Inzwischen ist der Stürmer allerdings wieder aufgetaucht. Wie die Regionalzeitung Ouest-France berichtet, absolvierte Mohamed am Mittwoch erstmals wieder eine individuelle Trainingseinheit. Von einer Rückkehr in den Profikader kann jedoch vorerst keine Rede sein.

Trainer Michel Der Zakarian stellte klar, dass der Angreifer bis zum Ende der laufenden Transferperiode mit der zweiten Mannschaft trainieren muss. Der Coach machte zudem deutlich, dass ein Spieler, der mehrere Wochen der Saisonvorbereitung verpasst habe, aktuell keine ernsthafte Option für die erste Mannschaft sei.

Für Nantes kommt das Theater zur Unzeit. Nach dem Abstieg aus der Ligue 1 befindet sich der Klub ohnehin in einer schwierigen Phase. Mohamed gehört zwar zu den bekanntesten Spielern im Kader und erzielte seit seinem Wechsel insgesamt 29 Tore in 136 Pflichtspielen, doch sein Verhalten dürfte seine Position innerhalb des Vereins deutlich geschwächt haben.
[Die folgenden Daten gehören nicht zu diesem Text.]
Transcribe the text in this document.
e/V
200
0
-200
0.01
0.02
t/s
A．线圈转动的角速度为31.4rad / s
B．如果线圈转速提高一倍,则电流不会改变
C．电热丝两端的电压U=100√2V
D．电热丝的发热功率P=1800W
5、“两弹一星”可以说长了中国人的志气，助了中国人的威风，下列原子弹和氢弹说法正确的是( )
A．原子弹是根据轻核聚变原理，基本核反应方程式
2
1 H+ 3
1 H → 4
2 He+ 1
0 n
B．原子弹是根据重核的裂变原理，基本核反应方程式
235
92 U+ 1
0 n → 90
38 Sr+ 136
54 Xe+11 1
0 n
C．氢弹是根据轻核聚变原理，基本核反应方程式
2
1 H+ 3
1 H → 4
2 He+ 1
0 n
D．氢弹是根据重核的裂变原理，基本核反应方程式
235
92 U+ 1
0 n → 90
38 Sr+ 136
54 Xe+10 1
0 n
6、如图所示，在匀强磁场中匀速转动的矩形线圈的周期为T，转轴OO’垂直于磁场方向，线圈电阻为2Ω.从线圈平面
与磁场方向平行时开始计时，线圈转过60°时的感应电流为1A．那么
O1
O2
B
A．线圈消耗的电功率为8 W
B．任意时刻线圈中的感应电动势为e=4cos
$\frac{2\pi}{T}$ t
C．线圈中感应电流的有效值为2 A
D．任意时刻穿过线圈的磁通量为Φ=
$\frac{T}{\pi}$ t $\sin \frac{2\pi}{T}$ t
Hinter der längeren Abwesenheit wird ein Wechselwunsch vermutet. Nach dem Gang in die zweite Liga musste Mohamed offenbar erhebliche Gehaltseinbußen hinnehmen. Vieles deutet darauf hin, dass der Ägypter einen Abschied forcieren möchte. Konkrete Angebote liegen Nantes bislang jedoch nicht vor.

Auch der Verein zeigt wenig Interesse daran, den Stürmer kampflos ziehen zu lassen. Schließlich investierte Nantes vor einigen Jahren rund sechs Millionen Euro, um Mohamed von Galatasaray fest zu verpflichten. Eine ablösefreie Trennung steht daher offenbar nicht zur Diskussion.

So steckt die Situation derzeit fest: Mohamed scheint keine langfristige Zukunft mehr beim FC Nantes zu sehen, während der Klub auf ein passendes Angebot wartet. Bis dahin dürfte der 61-malige Nationalspieler seinen Platz vorerst bei der zweiten Mannschaft einnehmen – ein bemerkenswerter Absturz für einen Spieler, der noch vor wenigen Jahren als einer der Hoffnungsträger des Vereins galt.